President of the Scammon State Bank
- In office 1901–1910

= David Mackie =

David Charles Mackie (January 1, 1836 – August 9, 1910) was a founder and builder of Scammon, Kansas. He was the first President of the Scammon State Bank.

==Early years==
Mackie was born near Kilbirnie, North Ayrshire, Scotland. His parents, David and Janet (Barclay) Mackie, lived and died in Ayrshire. Mackie's school days were limited, but he was especially capable in mathematics. At the age of 9, he became a trapper in a coal mine in Scotland.

==Career==
At the age of 25, Mackie was superintending engineer for the Barkip Coal & Ironstone Works in Scotland. He resigned from this position and in 1869 moved to the United States with his wife, proceeding to Hartland, Wisconsin, where his wife's uncle lived. The uncle was a farmer, and for a while Mackie engaged in farming, but that occupation didn't suit him. Through the influence of his brother, William, Mackie got a job as a machinist with the Chicago, Milwaukee & St. Paul railroad for a short time.

In 1871, Mackie accepted a position with the coal mining firm of Bennett & Turner, for whom he installed machinery in mines near Braidwood, Illinois. He then became mine foreman, and later superintendent. Here he remained until 1883, when he moved to Kansas to accept a position with the Keith & Perry Coal Company, with whom, and their successors, he remained many years, as superintendent of mines. In 1892, Mackie accepted the position of general superintendent of the mines of the Central Coal & Coke Company, which firm succeeded the Keith & Perry Coal Company, and which also absorbed the business of the Kansas & Texas Coal Company, embracing coal mines in Missouri, Kansas, Arkansas, Oklahoma, and Wyoming. He held this position until 1906, when he retired from active business, his resignation accepted on the condition that he remain the consulting engineer of the company, to which he agreed.

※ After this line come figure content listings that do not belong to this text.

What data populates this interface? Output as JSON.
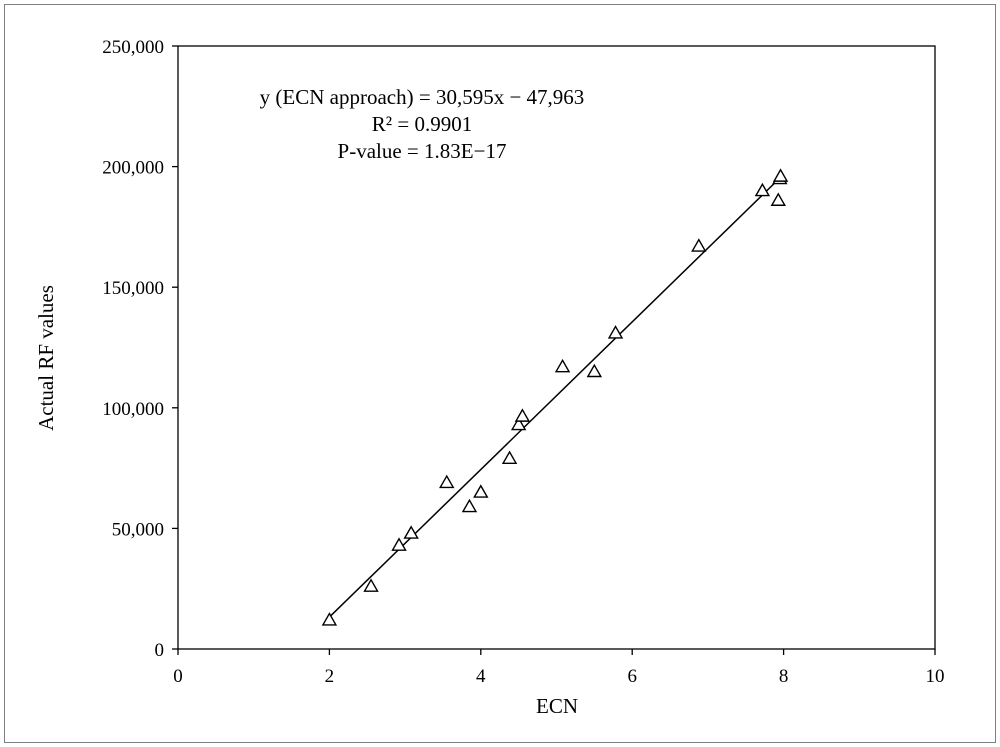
{
  "chart_data": {
    "type": "scatter",
    "xlabel": "ECN",
    "ylabel": "Actual RF values",
    "xlim": [
      0,
      10
    ],
    "ylim": [
      0,
      250000
    ],
    "x_ticks": [
      0,
      2,
      4,
      6,
      8,
      10
    ],
    "y_ticks": [
      0,
      50000,
      100000,
      150000,
      200000,
      250000
    ],
    "x_tick_labels": [
      "0",
      "2",
      "4",
      "6",
      "8",
      "10"
    ],
    "y_tick_labels": [
      "0",
      "50,000",
      "100,000",
      "150,000",
      "200,000",
      "250,000"
    ],
    "grid": false,
    "marker": "open-triangle",
    "points": [
      {
        "x": 2.0,
        "y": 12000
      },
      {
        "x": 2.55,
        "y": 26000
      },
      {
        "x": 2.92,
        "y": 43000
      },
      {
        "x": 3.08,
        "y": 48000
      },
      {
        "x": 3.55,
        "y": 69000
      },
      {
        "x": 3.85,
        "y": 59000
      },
      {
        "x": 4.0,
        "y": 65000
      },
      {
        "x": 4.38,
        "y": 79000
      },
      {
        "x": 4.5,
        "y": 93000
      },
      {
        "x": 4.55,
        "y": 96500
      },
      {
        "x": 5.08,
        "y": 117000
      },
      {
        "x": 5.5,
        "y": 115000
      },
      {
        "x": 5.78,
        "y": 131000
      },
      {
        "x": 6.88,
        "y": 167000
      },
      {
        "x": 7.72,
        "y": 190000
      },
      {
        "x": 7.93,
        "y": 186000
      },
      {
        "x": 7.95,
        "y": 195000
      },
      {
        "x": 7.96,
        "y": 196000
      }
    ],
    "fit_line": {
      "slope": 30595,
      "intercept": -47963,
      "x_range": [
        2.0,
        7.96
      ]
    },
    "annotations": [
      "y (ECN approach) = 30,595x − 47,963",
      "R² = 0.9901",
      "P-value = 1.83E−17"
    ]
  }
}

In 1883, Mackie established a home in Scammon, being a founder and builder of the town. He aided in organizing the Scammon State Bank in 1901, and he became the first president of the bank, holding the position until his death.

==Personal life==
In 1860, Mackie married Elizabeth Kerr, a daughter of Thomas and Jane (Pringle) Kerr, of Dalry, North Ayrshire, Scotland. They had several children: David, Thomas, Janet, George, Jane, and John. Mackie was a 32° Scottish Rite Mason. A member of the Presbyterian church, he was an organizer of the Presbyterian church at Scammon, of which he was a trustee. He died at Scammon.